Minimally differentiated acute myeloid leukemia (MO).

Morphologic, cytochemical, immunophenotypic and cytogenetic features of AML-MO blasts and their proliferation in a soft agar cultures were studied in 18 patients. To evaluate the role of the modern techniques in differentiation of ANLL FAB types, the following patient groups were compared: AML-MO (18 cases), AML M1 (41 cases), AML M6 (25 cases) and MDS RAEB-T (3 cases). Populations of the bone marrow nonblastic cells were compared in AML MO and AML M1 to detect the presence of myelodysplastic features. AML MO showed remarkable heterogeneity of morphologic, cytochemical, immunophenotypic and cytogenetic patterns of the blast cells. These cells are not able to proliferate in agar cultures. Prognostically unfavorable karyotype changes (including rearrangements of 3q21/q26, -5/5q-, -7/7q- and complex chromosome abnormalities) were more often observed in AML MO than AML M1 and AML M2. The difference was statistically significant, Isolated bone marrow dysplasia of granulocytic or erythroid cells and twolineage dysplasia in AML MO was recorded three times more frequently than in AML M1. Trilineage bone marrow dysplasia was revealed in AML MO only.
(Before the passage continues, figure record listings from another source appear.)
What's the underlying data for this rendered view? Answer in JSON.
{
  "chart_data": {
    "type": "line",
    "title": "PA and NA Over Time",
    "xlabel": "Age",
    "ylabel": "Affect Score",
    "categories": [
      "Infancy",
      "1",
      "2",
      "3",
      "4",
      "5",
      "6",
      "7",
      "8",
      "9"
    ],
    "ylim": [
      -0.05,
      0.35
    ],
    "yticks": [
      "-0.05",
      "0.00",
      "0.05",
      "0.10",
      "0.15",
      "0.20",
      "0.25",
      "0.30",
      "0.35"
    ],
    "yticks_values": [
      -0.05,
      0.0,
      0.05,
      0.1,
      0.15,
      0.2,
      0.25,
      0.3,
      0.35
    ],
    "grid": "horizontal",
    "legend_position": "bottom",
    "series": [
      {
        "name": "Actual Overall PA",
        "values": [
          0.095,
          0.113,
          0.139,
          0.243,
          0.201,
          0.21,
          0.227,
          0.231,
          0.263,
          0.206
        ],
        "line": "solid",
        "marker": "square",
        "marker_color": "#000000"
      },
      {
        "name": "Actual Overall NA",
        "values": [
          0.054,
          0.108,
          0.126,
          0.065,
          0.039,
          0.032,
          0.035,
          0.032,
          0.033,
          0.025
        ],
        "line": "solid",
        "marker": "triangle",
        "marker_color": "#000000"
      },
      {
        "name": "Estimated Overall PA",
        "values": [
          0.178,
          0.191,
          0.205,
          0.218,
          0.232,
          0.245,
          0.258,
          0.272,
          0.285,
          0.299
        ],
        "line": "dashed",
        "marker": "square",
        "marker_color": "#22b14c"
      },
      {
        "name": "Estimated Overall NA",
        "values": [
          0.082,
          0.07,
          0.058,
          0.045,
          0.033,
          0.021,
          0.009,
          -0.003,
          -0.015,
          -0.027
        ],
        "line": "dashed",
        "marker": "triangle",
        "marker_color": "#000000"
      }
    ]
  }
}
MO blast cells were associated not only with AML but also with CML BC (34%) and MDS RAEB-T (12.5%). The recognition of AML MO is essential for a complete cytologic classification of AML. All AF cases must be examined with large panel of cytochemical markers including MPO, SBB, granulocytic esterase. In addition, immunophenotyping must be performed.